Australia argued that the Court was confronted with a situation comparable to that in the Monetary Gold Case, namely that the Court would have to decide on the lawfulness of Indonesia's entry into and continuing presence in East Timor as well as the lawfulness of the conclusion of the Treaty, what could not be done in the absence of Indonesia. While Portugal agreed in principle on this point, it disagreed that the Court had in fact to decide on the forementioned questions. Portugal argued that the Court had only to judge upon the objective conduct of Australia, which consisted in having negotiated, concluded and initiated performance of the 1989 Treaty with Indonesia, and that this question was perfectly separable from any question relating to the lawfulness of the conduct of Indonesia.

In its judgment, however, the Court concluded that Australia's behaviour could not be assessed without first entering into the question of why Indonesia could not lawfully have concluded the 1989 Treaty, while Portugal allegedly could have done so. The Court was of the opinion that the very subject-matter of the decision would necessarily be a determination of whether Indonesia could or could not have acquired the power to conclude treaties on behalf of East Timor relating to the resources of its continental shelf. Such a determination, however, could not be made without the consent of Indonesia.
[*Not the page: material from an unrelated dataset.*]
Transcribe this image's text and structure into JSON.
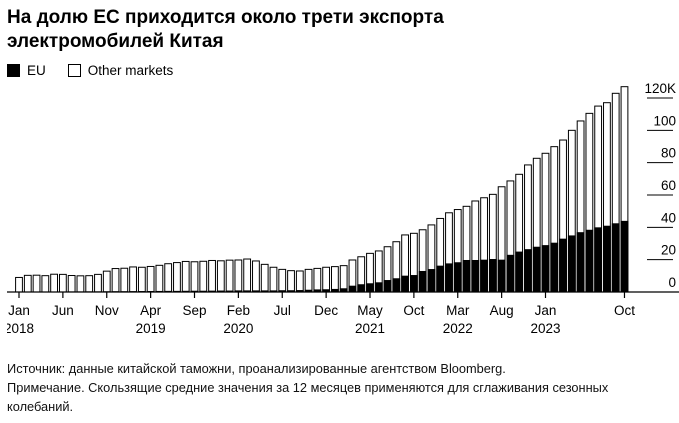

The Court also rejected Portugal's additional argument that the rights which Australia had allegedly breached were rights erga omnes and as such permitted Portugal to sue Australia individually, regardless of whether or not another State had conducted itself in a similarly unlawful manner. The Court fully shared the assertion of Portugal that the right of peoples to self-determination had an erga omnes character. Nevertheless, the Court considered that the erga omnes character of a norm and the principle of consent to the Court's jurisdiction were two different things. Whatever the nature of the obligations invoked, the Court could not rule on the lawfulness of the conduct of a State when its judgment would imply an evaluation of the lawfulness of the conduct of another State not a party to the case.

The Court likewise dismissed the argument of Portugal that the United Nations resolutions concerning the status of Portugal as administering Power were imposing upon all States an obligation not to recognize any authority of Indonesia over East Timor. The Court found that without prejudice to the question of the binding or non-binding nature of these resolutions such an obligation could not be inferred from those resolutions. Therefore, the Court would have necessarily to rule upon the lawfulness of Indonesia's conduct as a prerequisite for deciding Portugal's contention that Australia violated its obligation to respect Portugal's status as administering Power and East Timor's status as a non-self governing territory and the right of 7its people to self-determination and to permanent sovereignty of its natural resources. Thus, the rights and obligations of Indonesia would constitute the very subject-matter of the case and could only be judged with the consent of Indonesia. Since this consent was lacking, the Court had to dismiss the case, despite the importance of the questions raised.